The goal of GENI is to extend and deepen its specific antecedents, PlanetLab and Emulab, both broadening the scope of the testbed and providing more advanced services. In particular, PlanetLab’s ability to maintain a worldwide network of machines with a small staff, and the ability to provide users with the illusion of a bare virtual machine will be retained in GENI. Emulab’s ability to create a virtual network and rapidly populate it, sharing a common file system, will be retained and extended over the wide area. Several deficiencies of the PlanetLab infrastructure will be addressed in GENI.

* PlanetLab is known to be inappropriate for the execution of high-QoS services such as teleconferencing, since it is unable to guarantee bandwidth and processing power to individual services networks. GENI will remedy this with advanced resource allocation, derived from market-based techniques such as that used in Tycoon.
* PlanetLab’s experimental facilities were restricted to application-layer and user-level networking experiments and services, since the PlanetLab physical machines were hosted commodity nodes interconnected by the commodity Internet. GENI will offer dedicated subnets to permit experimentation at the internet and potentially physical layers.
* PlanetLab’s interconnect facilities ware restricted to wired commodity and research network facilities. GENI will offer optical interconnect on the National Lambda Rail and a variety of wireless testbeds to experiment in these emerging network domains.

Compelling social needs also motivate GENI. A particularly strong driver is the emergence of networking in the developing world. Intel Research Berkeley and UC Berkeley, led by Prof. Eric Brewer, have led a number of ambitious infrastructure projects in the developing world, featuring long-range wireless communication and delay-tolerant networking. Both Prof. Brewer and UC San Diego’s California Institute for Telecommunications and Information Technology have been deeply involved in Mission 2007, an ambitious project to connect 100,000 Indian villages.
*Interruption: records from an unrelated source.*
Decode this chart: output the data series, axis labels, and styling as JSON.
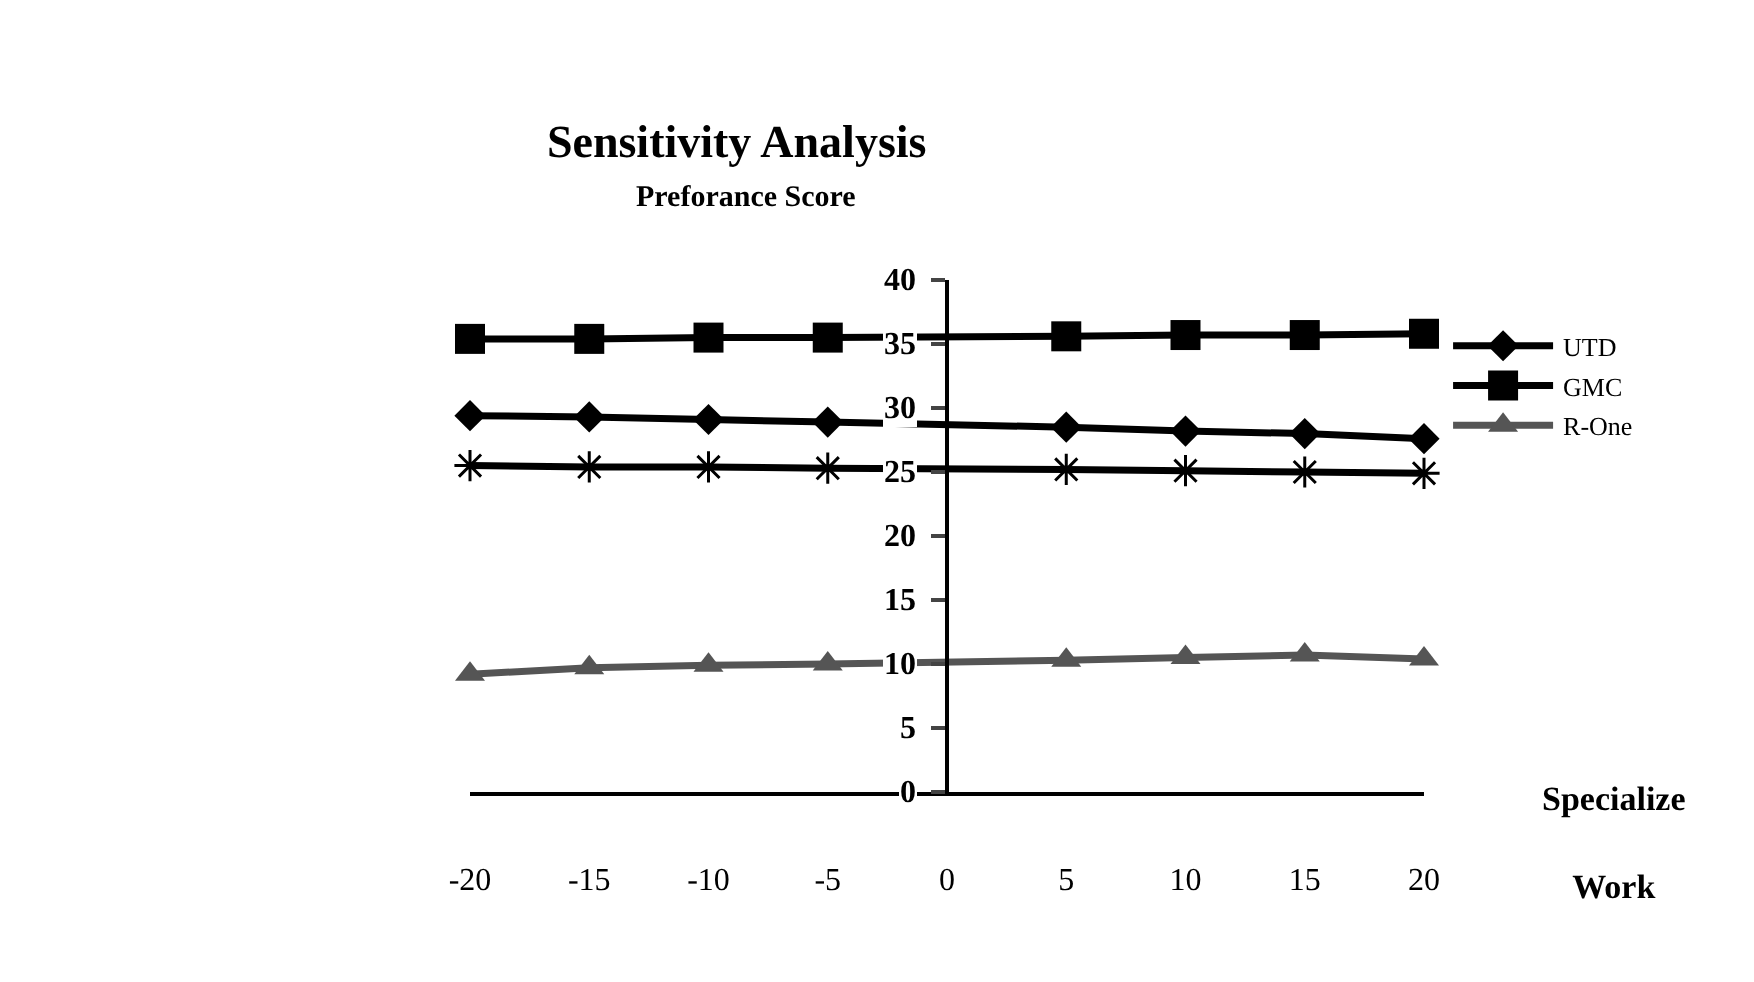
{
  "chart_data": {
    "type": "line",
    "title": "Sensitivity Analysis",
    "ylabel": "Preforance Score",
    "xlabel": "Specialize Work",
    "x": [
      -20,
      -15,
      -10,
      -5,
      5,
      10,
      15,
      20
    ],
    "series": [
      {
        "name": "UTD",
        "color": "#000000",
        "marker": "diamond",
        "values": [
          29.4,
          29.3,
          29.1,
          28.9,
          28.5,
          28.2,
          28.0,
          27.6
        ]
      },
      {
        "name": "GMC",
        "color": "#000000",
        "marker": "square",
        "values": [
          35.4,
          35.4,
          35.5,
          35.5,
          35.6,
          35.7,
          35.7,
          35.8
        ]
      },
      {
        "name": "R-One",
        "color": "#555555",
        "marker": "triangle",
        "values": [
          9.2,
          9.7,
          9.9,
          10.0,
          10.3,
          10.5,
          10.7,
          10.4
        ]
      },
      {
        "color": "#000000",
        "marker": "cross",
        "values": [
          25.5,
          25.4,
          25.4,
          25.3,
          25.2,
          25.1,
          25.0,
          24.9
        ]
      }
    ],
    "xlim": [
      -20,
      20
    ],
    "xticks": [
      -20,
      -15,
      -10,
      -5,
      0,
      5,
      10,
      15,
      20
    ],
    "ylim": [
      0,
      40
    ],
    "yticks": [
      0,
      5,
      10,
      15,
      20,
      25,
      30,
      35,
      40
    ],
    "grid": false,
    "legend": "right"
  }
}
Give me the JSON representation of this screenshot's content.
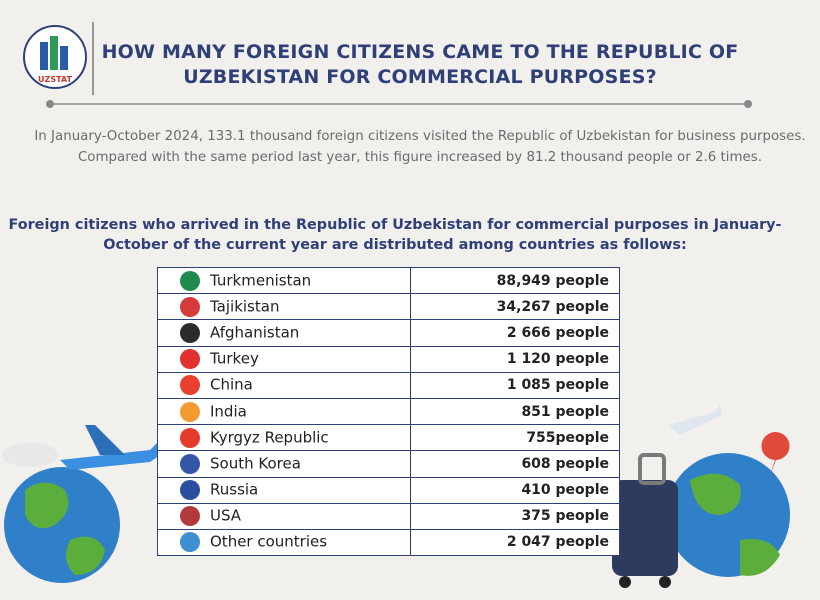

Also ambitious is the networking infrastructure envisioned by the One Laptop Per Child (OLPC) project conceived by Prof. Nicholas Negroponte of MIT. Negroponte’s vision incorporates a mobile wireless ad-hoc network in every village, tied to a school server which connects to an internet backhaul. At a stroke, this entails problems in wireless mesh management; automated management of a nationwide network of school servers; a content distribution network among the schools. The scale of each of these will be the largest ever attempted, and one that cries out for experimentation on a facility such as GENI.